なんと、どちらの言葉も、CDプレーヤーのボリューム(音量)を調節するような、
「大きい(強く弾く))」「小さい(弱く弾く)」
というようなニュアンスはあまりありませんでした。

ついでに。。。
mezzo
というのは、半分(half) という意味です。
日本語でも、半ば(なかば)黄色くなった新聞紙、なんていいますよね。

le dodici e mezzo 12時半
mezzogiorno お昼の12時(1日の半分ってことですね) 
【おまけ】
名詞=ピアノ(=pianoforte)
グランドピアノは pianoforte a coda(しっぽの形をしたピアノ)
 コーダって曲の最後(しっぽ)ですもんね。(^^)
 アップライトピアノは pianoforte verticale(縦のピアノ)
 これは、そのまんま、英語と同じですね。

sottovoce


この言葉、たまーに楽譜に出てきます。

ぜんぜん言葉の意味を知らない人に、意味を想像してみてくださ〜い、というと、けっこうあたります。
これを読んでる皆さんはいかがでしょうか?

そっとぼーちぇ

と読みますが、
voce は 英語の voice 声、音色、といった意味があります。

sotto だけだと、○○の下に、下で(位置や状態)、○○以下の(量、数)
で、英語だと、under です。


この2つがくっついて、
sottovoce は
小声で、ひそひそと


そっと話してね〜と日本語で言うのと、「発音」が同じなので。。。
すぐ覚えてくれるようです♪

夜だから、話すときは、そっとね〜

音量を変えることば


音量を変えることば。


crescendo decrescendo diminuendo

この言葉が書いてない楽譜はほとんどない?
と言ってもいいくらい、毎日お目にかかる言葉ですね。


一般的に「だんだん大きく」と言う風に訳されていますが、

元の動詞は、crescere(grow)
1、成長する
2、育つ
3、(草木などが)生える、伸びる
4、(量、声、勢いなどが)増す
5、進歩する

その反対は
decrescere
低下、減少、縮小する

例文を見ると、

人口が減る、

水位が下がる、

などに使われています。

どちらの言葉も、単に音量が大きくなったり、小さくなったりするといった以上の、様々なニュアンスが含まれていそうですね。

diminuire(diminish)
減らす、減少させる、少なくする、小さくする

予算を減らす、スピードを落とす、危険を少なくする、
暑さが和らぐ

ここからは、下野竜也さんの受け売りですが、
dim. と decresc. は、辞典では同じ意味のように載っていますが、
dim.のほうには、音量が小さくなると同時に、rit.のニュアンスも含まれる。
decresc.には、それはない、そうです。

 

シューベルトのようにこの2つをちゃんと区別して使っている作曲家もいる!というお話でした。スコアを読み込んでおられる、指揮者ならではの発見ですね。

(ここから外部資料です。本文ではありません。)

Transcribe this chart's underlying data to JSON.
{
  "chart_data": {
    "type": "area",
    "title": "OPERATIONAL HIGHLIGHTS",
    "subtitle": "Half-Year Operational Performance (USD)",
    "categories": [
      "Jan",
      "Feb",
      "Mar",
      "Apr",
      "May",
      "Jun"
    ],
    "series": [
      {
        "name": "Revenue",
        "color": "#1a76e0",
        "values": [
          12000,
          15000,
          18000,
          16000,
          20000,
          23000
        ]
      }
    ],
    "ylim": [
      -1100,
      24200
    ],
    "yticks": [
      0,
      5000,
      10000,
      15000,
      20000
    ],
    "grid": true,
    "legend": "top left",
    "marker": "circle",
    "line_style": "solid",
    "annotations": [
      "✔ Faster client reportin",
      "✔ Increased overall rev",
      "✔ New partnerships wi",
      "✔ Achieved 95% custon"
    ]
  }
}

単純に「音量」の大小で音楽を考えるということは、とっても危険なことなんですね。

 

和声の緊張感だけでも、自然と強弱は変わります。
「そこ、もっと大きくね」
と言われると、たいていの生徒さんは、「強く」弾いていまうのではないでしょうか?

 

その結果、音は大きくなるかもしれませんが、雑音も増え、ひょっといたら、音楽の流れを止めてしまうかもしれません。
なるべく「大きい、小さい」が自然に感じられるような、別のわかりやすい表現で補ってあげられるといいなと思います。